The town was established in 1847 to be settled primarily by German immigrants from the Hunsrück region of southwest Germany. The local language was Riograndenser Hunsrückisch for most of its history, and it is still spoken there after 150 years of the initial settlement. Today, however, Portuguese prevails, mostly as a result of the campaign of the "Nacionalização" (Nationalization) forcefully imposed on all German and Italian settled areas of southern Brazil by president and dictator Getúlio Vargas in the 1940s.

==Railway connection==

In 1909 a new railway line connected Montenegro to São Leopoldo, which led to a quickening of economic development both in Montenegro itself and in other regional municipalities such as Maratá, Salvador do Sul and Barão. The railway was extended in 1932 and again in 1950, but at the end of the 1960s it was closed. It was subsequently decided to convert the former railway station into a "Cultural Center".
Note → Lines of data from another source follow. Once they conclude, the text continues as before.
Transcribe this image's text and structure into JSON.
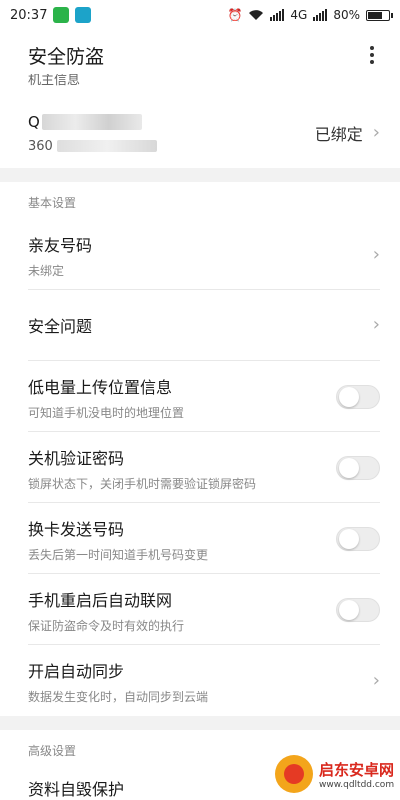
{
  "status": {
    "time": "20:37",
    "signal": "4G",
    "battery": "80%",
    "battery_level": 0.8
  },
  "header": {
    "title": "安全防盗"
  },
  "partial_text": "机主信息",
  "account": {
    "line1_prefix": "Q",
    "line2_prefix": "360",
    "status": "已绑定"
  },
  "sections": {
    "basic": "基本设置",
    "advanced": "高级设置"
  },
  "rows": {
    "friend": {
      "title": "亲友号码",
      "sub": "未绑定"
    },
    "question": {
      "title": "安全问题"
    },
    "low_battery": {
      "title": "低电量上传位置信息",
      "sub": "可知道手机没电时的地理位置"
    },
    "shutdown": {
      "title": "关机验证密码",
      "sub": "锁屏状态下，关闭手机时需要验证锁屏密码"
    },
    "sim": {
      "title": "换卡发送号码",
      "sub": "丢失后第一时间知道手机号码变更"
    },
    "reboot": {
      "title": "手机重启后自动联网",
      "sub": "保证防盗命令及时有效的执行"
    },
    "sync": {
      "title": "开启自动同步",
      "sub": "数据发生变化时，自动同步到云端"
    },
    "destroy": {
      "title": "资料自毁保护"
    }
  },
  "watermark": {
    "name": "启东安卓网",
    "url": "www.qdltdd.com"
  }
}
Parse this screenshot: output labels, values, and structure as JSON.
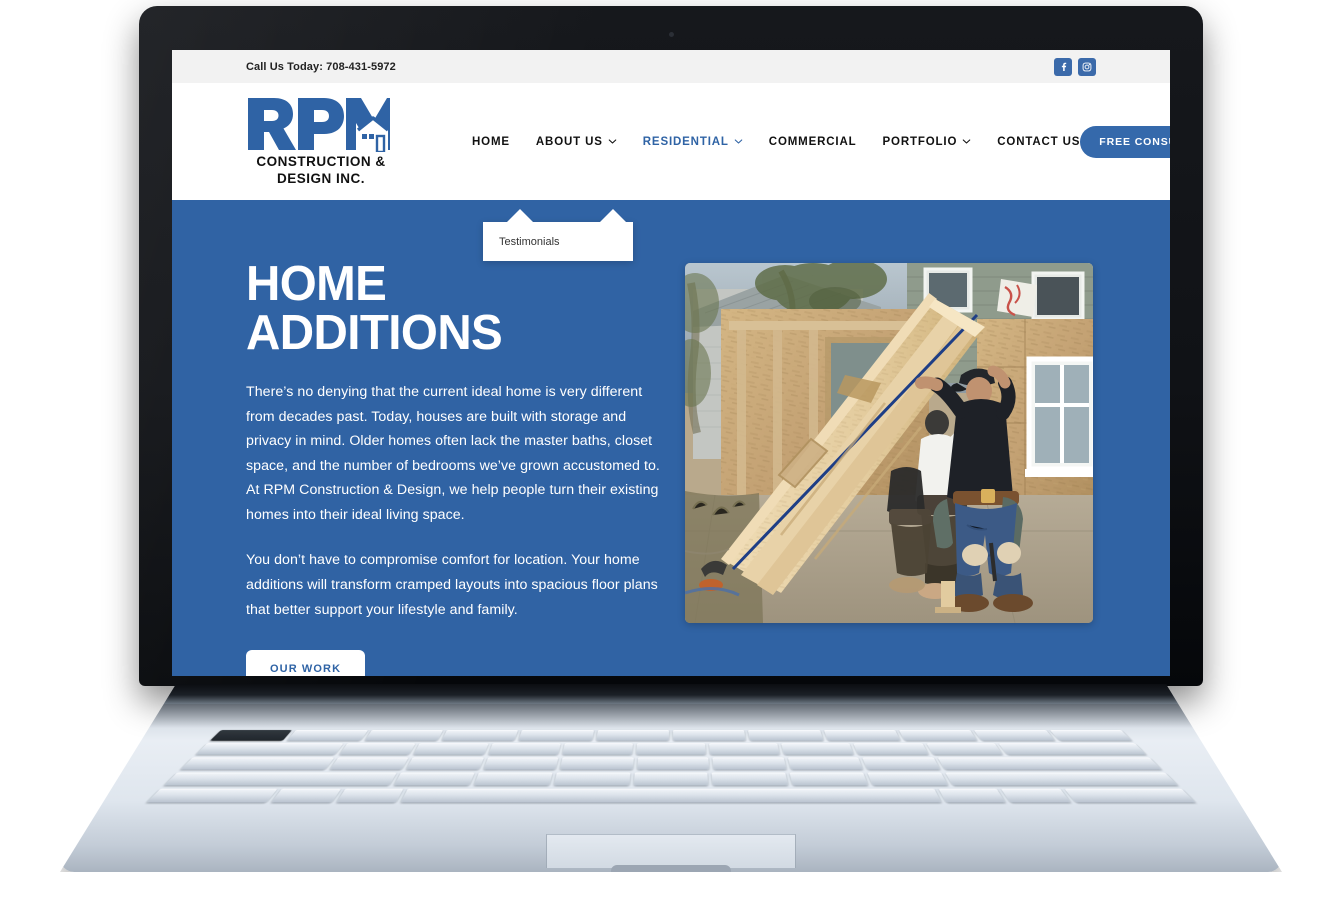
{
  "site": {
    "topbar": {
      "phone_label": "Call Us Today: 708-431-5972",
      "social": [
        {
          "name": "facebook",
          "glyph": "f"
        },
        {
          "name": "instagram",
          "glyph": "◎"
        }
      ]
    },
    "logo": {
      "mark_text": "RPM",
      "line1": "CONSTRUCTION &",
      "line2": "DESIGN INC."
    },
    "nav": {
      "items": [
        {
          "label": "HOME",
          "has_caret": false,
          "active": false
        },
        {
          "label": "ABOUT US",
          "has_caret": true,
          "active": false
        },
        {
          "label": "RESIDENTIAL",
          "has_caret": true,
          "active": true
        },
        {
          "label": "COMMERCIAL",
          "has_caret": false,
          "active": false
        },
        {
          "label": "PORTFOLIO",
          "has_caret": true,
          "active": false
        },
        {
          "label": "CONTACT US",
          "has_caret": false,
          "active": false
        }
      ],
      "cta_label": "FREE CONSULTATION"
    },
    "dropdown": {
      "items": [
        {
          "label": "Testimonials"
        }
      ]
    },
    "hero": {
      "title": "HOME ADDITIONS",
      "paragraph_1": "There’s no denying that the current ideal home is very different from decades past. Today, houses are built with storage and privacy in mind. Older homes often lack the master baths, closet space, and the number of bedrooms we’ve grown accustomed to. At RPM Construction & Design, we help people turn their existing homes into their ideal living space.",
      "paragraph_2": "You don’t have to compromise comfort for location. Your home additions will transform cramped layouts into spacious floor plans that better support your lifestyle and family.",
      "button_label": "OUR WORK",
      "image_alt": "Construction workers raising a framed wall with OSB sheathing at a home addition jobsite"
    },
    "colors": {
      "brand_blue": "#3063a4",
      "nav_active_blue": "#2f63a5",
      "cta_blue": "#3569ab",
      "topbar_gray": "#f2f2f2",
      "text_dark": "#111111",
      "white": "#ffffff"
    }
  }
}
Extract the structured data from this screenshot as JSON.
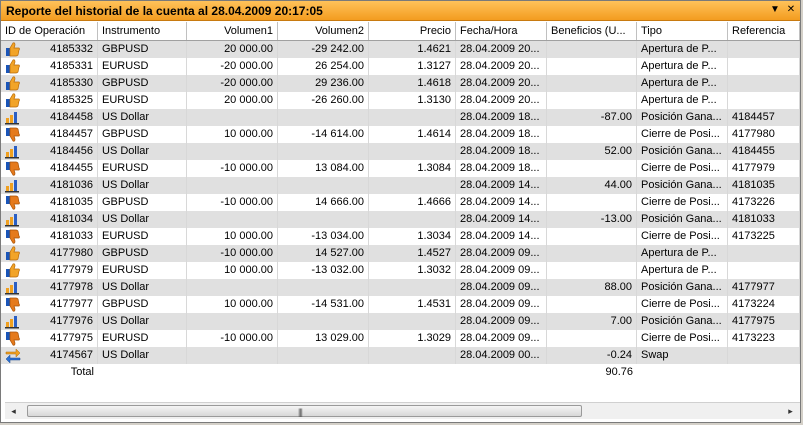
{
  "window": {
    "title": "Reporte del historial de la cuenta al 28.04.2009 20:17:05"
  },
  "columns": [
    "ID de Operación",
    "Instrumento",
    "Volumen1",
    "Volumen2",
    "Precio",
    "Fecha/Hora",
    "Beneficios (U...",
    "Tipo",
    "Referencia"
  ],
  "rows": [
    {
      "icon": "thumbs-up",
      "id": "4185332",
      "inst": "GBPUSD",
      "v1": "20 000.00",
      "v2": "-29 242.00",
      "price": "1.4621",
      "dt": "28.04.2009 20...",
      "profit": "",
      "type": "Apertura de P...",
      "ref": ""
    },
    {
      "icon": "thumbs-up",
      "id": "4185331",
      "inst": "EURUSD",
      "v1": "-20 000.00",
      "v2": "26 254.00",
      "price": "1.3127",
      "dt": "28.04.2009 20...",
      "profit": "",
      "type": "Apertura de P...",
      "ref": ""
    },
    {
      "icon": "thumbs-up",
      "id": "4185330",
      "inst": "GBPUSD",
      "v1": "-20 000.00",
      "v2": "29 236.00",
      "price": "1.4618",
      "dt": "28.04.2009 20...",
      "profit": "",
      "type": "Apertura de P...",
      "ref": ""
    },
    {
      "icon": "thumbs-up",
      "id": "4185325",
      "inst": "EURUSD",
      "v1": "20 000.00",
      "v2": "-26 260.00",
      "price": "1.3130",
      "dt": "28.04.2009 20...",
      "profit": "",
      "type": "Apertura de P...",
      "ref": ""
    },
    {
      "icon": "gain",
      "id": "4184458",
      "inst": "US Dollar",
      "v1": "",
      "v2": "",
      "price": "",
      "dt": "28.04.2009 18...",
      "profit": "-87.00",
      "type": "Posición Gana...",
      "ref": "4184457"
    },
    {
      "icon": "thumbs-down",
      "id": "4184457",
      "inst": "GBPUSD",
      "v1": "10 000.00",
      "v2": "-14 614.00",
      "price": "1.4614",
      "dt": "28.04.2009 18...",
      "profit": "",
      "type": "Cierre de Posi...",
      "ref": "4177980"
    },
    {
      "icon": "gain",
      "id": "4184456",
      "inst": "US Dollar",
      "v1": "",
      "v2": "",
      "price": "",
      "dt": "28.04.2009 18...",
      "profit": "52.00",
      "type": "Posición Gana...",
      "ref": "4184455"
    },
    {
      "icon": "thumbs-down",
      "id": "4184455",
      "inst": "EURUSD",
      "v1": "-10 000.00",
      "v2": "13 084.00",
      "price": "1.3084",
      "dt": "28.04.2009 18...",
      "profit": "",
      "type": "Cierre de Posi...",
      "ref": "4177979"
    },
    {
      "icon": "gain",
      "id": "4181036",
      "inst": "US Dollar",
      "v1": "",
      "v2": "",
      "price": "",
      "dt": "28.04.2009 14...",
      "profit": "44.00",
      "type": "Posición Gana...",
      "ref": "4181035"
    },
    {
      "icon": "thumbs-down",
      "id": "4181035",
      "inst": "GBPUSD",
      "v1": "-10 000.00",
      "v2": "14 666.00",
      "price": "1.4666",
      "dt": "28.04.2009 14...",
      "profit": "",
      "type": "Cierre de Posi...",
      "ref": "4173226"
    },
    {
      "icon": "gain",
      "id": "4181034",
      "inst": "US Dollar",
      "v1": "",
      "v2": "",
      "price": "",
      "dt": "28.04.2009 14...",
      "profit": "-13.00",
      "type": "Posición Gana...",
      "ref": "4181033"
    },
    {
      "icon": "thumbs-down",
      "id": "4181033",
      "inst": "EURUSD",
      "v1": "10 000.00",
      "v2": "-13 034.00",
      "price": "1.3034",
      "dt": "28.04.2009 14...",
      "profit": "",
      "type": "Cierre de Posi...",
      "ref": "4173225"
    },
    {
      "icon": "thumbs-up",
      "id": "4177980",
      "inst": "GBPUSD",
      "v1": "-10 000.00",
      "v2": "14 527.00",
      "price": "1.4527",
      "dt": "28.04.2009 09...",
      "profit": "",
      "type": "Apertura de P...",
      "ref": ""
    },
    {
      "icon": "thumbs-up",
      "id": "4177979",
      "inst": "EURUSD",
      "v1": "10 000.00",
      "v2": "-13 032.00",
      "price": "1.3032",
      "dt": "28.04.2009 09...",
      "profit": "",
      "type": "Apertura de P...",
      "ref": ""
    },
    {
      "icon": "gain",
      "id": "4177978",
      "inst": "US Dollar",
      "v1": "",
      "v2": "",
      "price": "",
      "dt": "28.04.2009 09...",
      "profit": "88.00",
      "type": "Posición Gana...",
      "ref": "4177977"
    },
    {
      "icon": "thumbs-down",
      "id": "4177977",
      "inst": "GBPUSD",
      "v1": "10 000.00",
      "v2": "-14 531.00",
      "price": "1.4531",
      "dt": "28.04.2009 09...",
      "profit": "",
      "type": "Cierre de Posi...",
      "ref": "4173224"
    },
    {
      "icon": "gain",
      "id": "4177976",
      "inst": "US Dollar",
      "v1": "",
      "v2": "",
      "price": "",
      "dt": "28.04.2009 09...",
      "profit": "7.00",
      "type": "Posición Gana...",
      "ref": "4177975"
    },
    {
      "icon": "thumbs-down",
      "id": "4177975",
      "inst": "EURUSD",
      "v1": "-10 000.00",
      "v2": "13 029.00",
      "price": "1.3029",
      "dt": "28.04.2009 09...",
      "profit": "",
      "type": "Cierre de Posi...",
      "ref": "4173223"
    },
    {
      "icon": "swap",
      "id": "4174567",
      "inst": "US Dollar",
      "v1": "",
      "v2": "",
      "price": "",
      "dt": "28.04.2009 00...",
      "profit": "-0.24",
      "type": "Swap",
      "ref": ""
    }
  ],
  "total": {
    "label": "Total",
    "profit": "90.76"
  },
  "scrollbar": {
    "grip": "|||"
  },
  "icons": {
    "close": "▼",
    "close2": "✕",
    "left": "◂",
    "right": "▸"
  },
  "colors": {
    "title_bg": "#f39c1f",
    "row_alt": "#e0e0e0",
    "thumb_up": "#f0a020",
    "thumb_down": "#e07818",
    "gain_bar": "#3060c0"
  }
}
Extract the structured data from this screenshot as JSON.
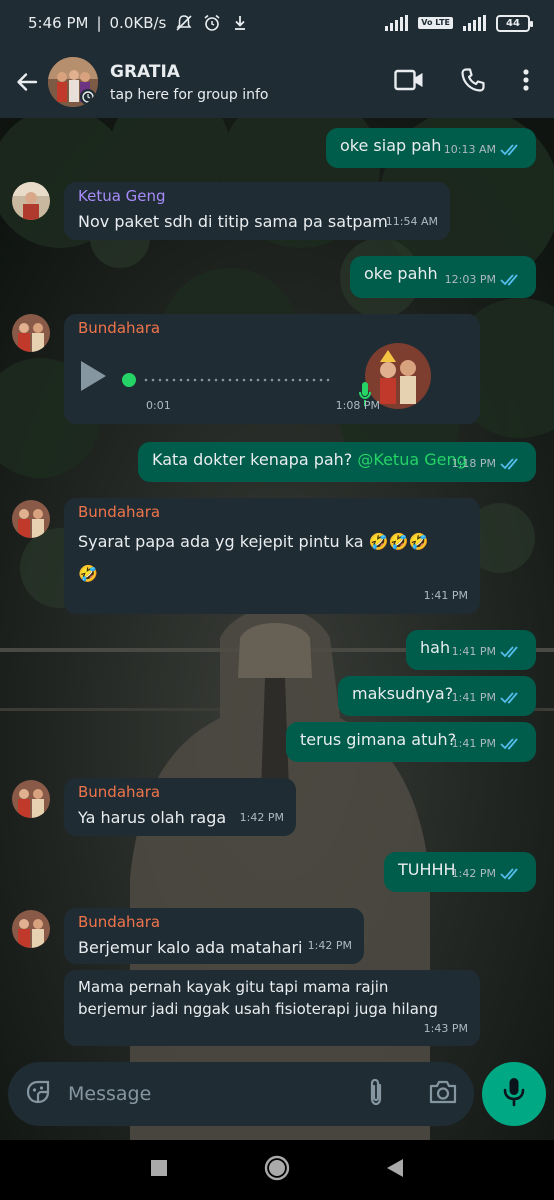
{
  "status_bar": {
    "time": "5:46 PM",
    "speed": "0.0KB/s",
    "lte_label": "Vo LTE",
    "battery": "44"
  },
  "header": {
    "title": "GRATIA",
    "subtitle": "tap here for group info",
    "icons": [
      "back-arrow-icon",
      "video-call-icon",
      "voice-call-icon",
      "more-options-icon"
    ]
  },
  "messages": [
    {
      "type": "out",
      "text": "oke siap pah",
      "time": "10:13 AM"
    },
    {
      "type": "in",
      "sender": "Ketua Geng",
      "sender_color": "#a78bfa",
      "text": "Nov paket sdh di titip sama pa satpam",
      "time": "11:54 AM"
    },
    {
      "type": "out",
      "text": "oke pahh",
      "time": "12:03 PM"
    },
    {
      "type": "voice",
      "sender": "Bundahara",
      "sender_color": "#f0744a",
      "duration": "0:01",
      "time": "1:08 PM"
    },
    {
      "type": "out",
      "text": "Kata dokter kenapa pah?",
      "mention": "@Ketua Geng",
      "time": "1:18 PM"
    },
    {
      "type": "in",
      "sender": "Bundahara",
      "sender_color": "#f0744a",
      "text": "Syarat papa ada yg kejepit pintu ka 🤣🤣🤣",
      "text2": "🤣",
      "time": "1:41 PM"
    },
    {
      "type": "out",
      "text": "hah",
      "time": "1:41 PM"
    },
    {
      "type": "out",
      "text": "maksudnya?",
      "time": "1:41 PM"
    },
    {
      "type": "out",
      "text": "terus gimana atuh?",
      "time": "1:41 PM"
    },
    {
      "type": "in",
      "sender": "Bundahara",
      "sender_color": "#f0744a",
      "text": "Ya harus olah raga",
      "time": "1:42 PM"
    },
    {
      "type": "out",
      "text": "TUHHH",
      "time": "1:42 PM"
    },
    {
      "type": "in",
      "sender": "Bundahara",
      "sender_color": "#f0744a",
      "text": "Berjemur kalo ada matahari",
      "time": "1:42 PM"
    },
    {
      "type": "in",
      "text": "Mama pernah kayak gitu tapi mama rajin",
      "text2": "berjemur jadi nggak usah fisioterapi juga hilang",
      "time": "1:43 PM"
    }
  ],
  "input": {
    "placeholder": "Message",
    "icons": [
      "sticker-icon",
      "attach-icon",
      "camera-icon",
      "mic-icon"
    ]
  },
  "colors": {
    "outgoing_bubble": "#005c4b",
    "incoming_bubble": "#1f2c34",
    "accent_green": "#00a884",
    "read_ticks": "#53bdeb"
  }
}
==Distinguished sons and daughters==
Cardinal Cláudio Hummes, one of the candidates to the Catholic Church papacy in April 2005, was born in the area. On July 2, 2008, Pope Benedict XVI erected the new Roman Catholic Diocese of Montenegro, making it a Suffragan See in the province of the metropolitan archdiocese of Porto Alegre, from whose territory it was taken.